Cuando comienza el partido ya tengo tanta convicción como agua en las botas. Los porteros aficionados de casi 50 años ya no odiamos a Guardiola por hacernos jugar con los pies. Odiamos más a Sacchi y sus defensas adelantadas, que nos obligan a larguísimos sprint para contrarrestar los contraataques de delanteros cojeantes. Yo cuando me toca jugar con los pies lo basó todo en el estilo porque no tengo ni idea de chutar un balón. Con estilo el contrario cree que sabes, al menos hasta la segunda parte, cuando se dan cuenta de que todos somos de la misma generación y por tanto, que en los ochenta los porteros no regateábamos. Jamás. Sin embargo tengo el mismo arrojo para lanzarme a los pies del delantero. Vuelo hacia él, los ojos cerrados, esperando que el balón rebote en mi cuerpo, ojalá en la rodilla que casi no duele, ojalá el tipo salte y no me golpee. Suelo dar yo primero, lo confieso. No brinco como antes pero sigo jugándome el tipo como siempre. El rival que sabe eso, te respeta más. Y ya me duelen los hombros, ya sé que las cervicales me van a fastidiar toda la semana, mientras repaso mentalmente los goles que salvé, y sobre todo los que no. 

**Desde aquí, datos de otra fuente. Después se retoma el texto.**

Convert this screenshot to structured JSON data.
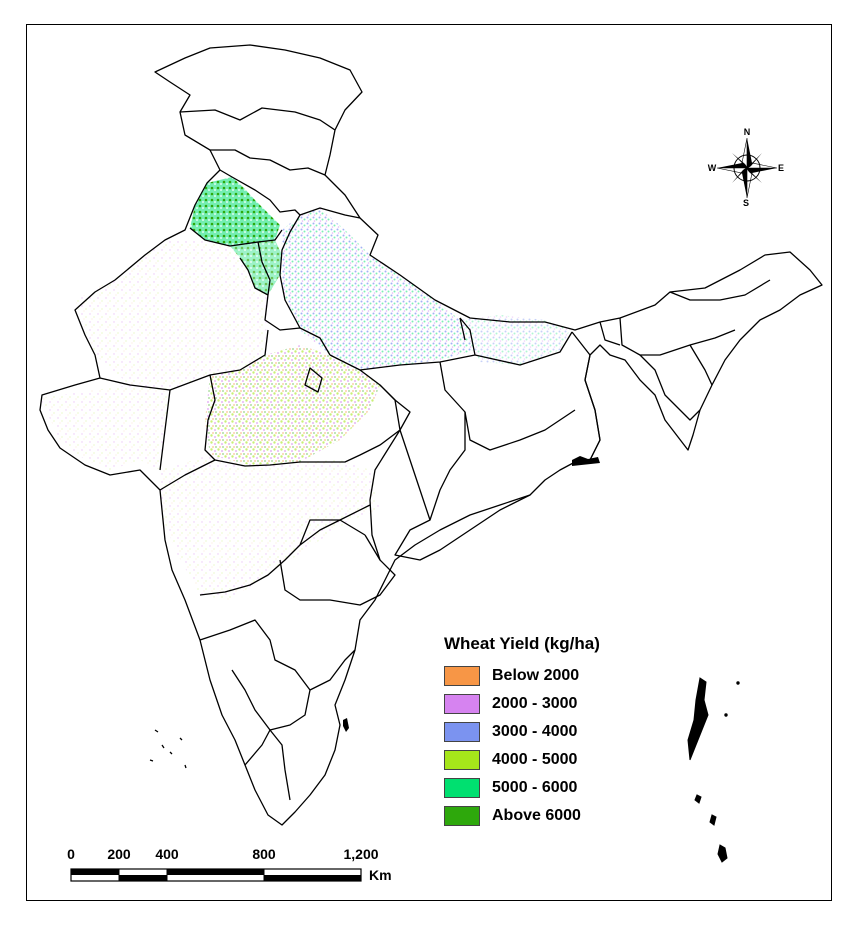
{
  "legend": {
    "title": "Wheat Yield (kg/ha)",
    "classes": [
      {
        "label": "Below 2000",
        "color": "#f79646"
      },
      {
        "label": "2000 - 3000",
        "color": "#d683f0"
      },
      {
        "label": "3000 - 4000",
        "color": "#7b93f0"
      },
      {
        "label": "4000 - 5000",
        "color": "#a6e61a"
      },
      {
        "label": "5000 - 6000",
        "color": "#00e070"
      },
      {
        "label": "Above 6000",
        "color": "#2ea80c"
      }
    ]
  },
  "scale_bar": {
    "ticks": [
      "0",
      "200",
      "400",
      "800",
      "1,200"
    ],
    "unit": "Km"
  },
  "north_arrow": {
    "n": "N",
    "s": "S",
    "e": "E",
    "w": "W"
  },
  "colors": {
    "boundary": "#000000",
    "background": "#ffffff"
  }
}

Necesito concentrarme en el juego porque el frío me puede, me agarrota las usadas articulaciones y subraya los músculos magullados. Mis compañeros hablan alemán y no me entienden pero no les hablo a ellos: "va, va, venga, encima", significa que estoy aquí, que estamos vivos porque jugamos como cuando éramos críos, y nuestros límites físicos no tienen nada que ver con la emoción que sentimos. Jugando. Veo a mis compañeros sin resuello, pidiéndome sacar de puerta más despacio, y pienso que en realidad están honrando al deporte más hermoso que existe. El juego es un arroyo de emociones.
Cuando todo acaba, nos vamos llenos de contrastes y paradojas. Sonrisas que podrían ser muecas de dolor. Abrazos y felicitaciones tras la derrota. Miro atrás, a la portería,  tratando de retener ese gol que no debió ser. Saco el barro de los tacos mientras vuelvo a la vida real, que espera en las duchas.

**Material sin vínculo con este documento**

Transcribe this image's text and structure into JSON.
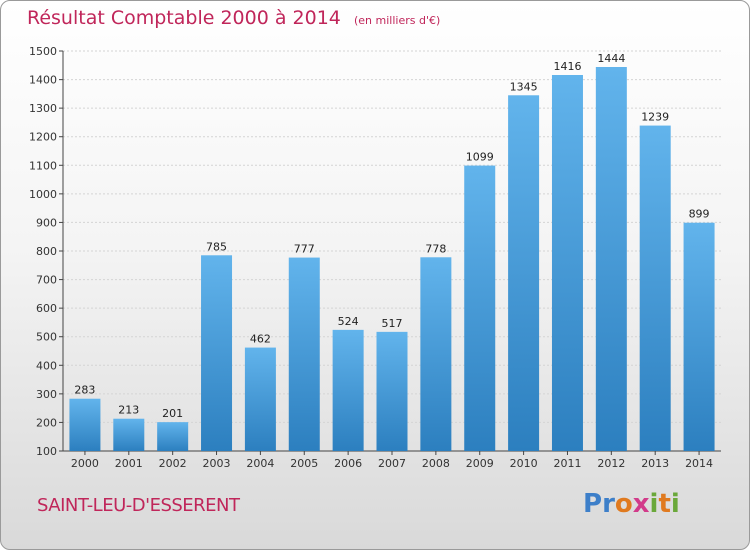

Me siento para quitarme el pesado pantalón. Voy liberando mi cuerpo de protecciones y vendas, y hago inventario de daños. Nada importante, nada que no se cure con más o menos antiinflamatorios. 
Se habla mucho de épica en el fútbol profesional, pero nada es comparable con el fútbol aficionado. Soy el sufrido y orgulloso portero del Baar FC, un equipo de veteranos en Suiza. Nada menos.
Nunca fui Arconada. Pero me sigo pareciendo bastante.